Filipinos were reminded that the reason behind allowing kids to go outside amid the deescalation of community restrictions is to give them an opportunity to exercise and interact with other kids, not to be brought to crowded places.
The Department of Health (DOH) on Monday, Nov. 15, reiterated this to caution the public against going to crowded areas with their young children.
Health Undersecretary Maria Rosario Vergeire pointed out that while the country’s epidemic curve shows that cases further decreased by 15 percent this week, the public, especially parents, must remain responsible in keeping away their children from areas where transmission of coronavirus disease (COVID-19) is possible.
“Kung kailangan lalabas at pumunta sa mataong lugar, ‘wag na isama mga bata (If you need to go outside and go to a crowded place, refrain from bringing the kids with you),” Vergeire said in a press briefing.
“Please remember, children were allowed to go out is because for them to exercise, get sunlight, interact with other kids. Not for them to be brought to crowded establishments like malls,” Vergeire stressed.
The health official also noted that children aged below 5 years old are not required to wear face masks which makes them vulnerable in crowded areas.
Establishments, on the other hand, must also regularly check their if they are indeed accommodating the allowed capacity set by the government.

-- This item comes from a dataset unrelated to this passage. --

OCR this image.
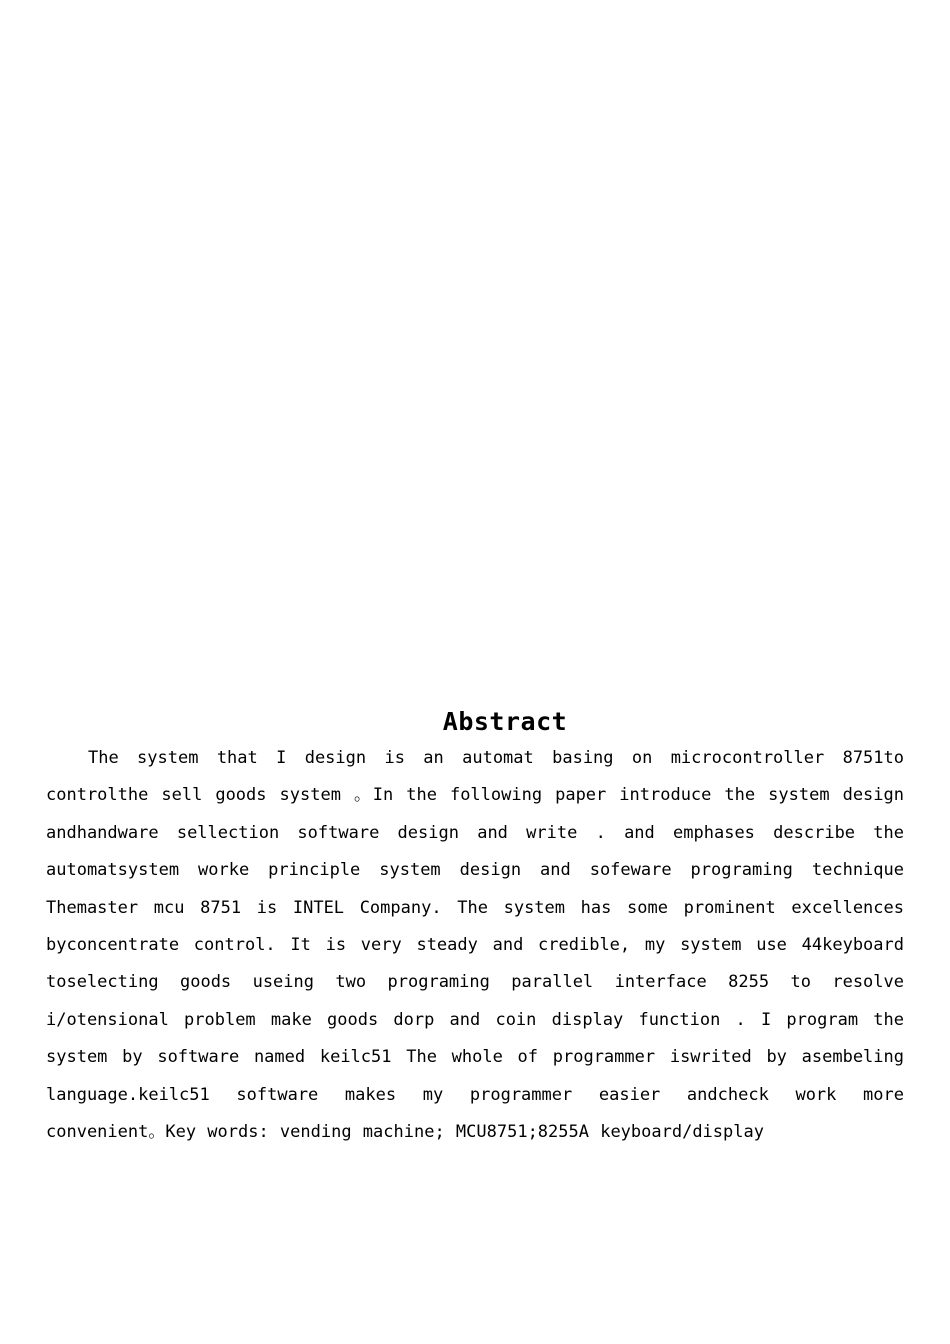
Abstract

The system that I design is an automat basing on microcontroller 8751to controlthe sell goods system 。In the following paper introduce the system design andhandware sellection software design and write . and emphases describe the automatsystem worke principle system design and sofeware programing technique Themaster mcu 8751 is INTEL Company. The system has some prominent excellences byconcentrate control. It is very steady and credible, my system use 44keyboard toselecting goods useing two programing parallel interface 8255 to resolve i/otensional problem make goods dorp and coin display function . I program the system by software named keilc51 The whole of programmer iswrited by asembeling language.keilc51 software makes my programmer easier andcheck work more convenient。Key words: vending machine; MCU8751;8255A keyboard/display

“It should work both ways. Establishments must be able to comply with what was issued as policy of the IATF with regards to capacity. The local government units (LGUs) must also enforce the policies and the strict enforcement on the required capacity,” Vergeire said.
The undersecretary also said that the effects of the deescalation of restrictions will be determined in the next two to three weeks but the increase in mobility should already serve as a warning at this point.
“It should serve as a warning to all of us. If this will continue, the probability na tumaas kaso in coming weeks nandiyan (of increase in cases is there). Dapat lahat (All must be) very cautious, comply with minimum public health standards, LGUs and establishments must enforce protocols para ‘di na tumaas ang kaso (in order to avoid surge),” Vergeire said.
As of Nov. 15, the country, including Metro Manila, are at low risk classification. Only the Cordillera Administrative Region (CAR) remains at moderate case classification.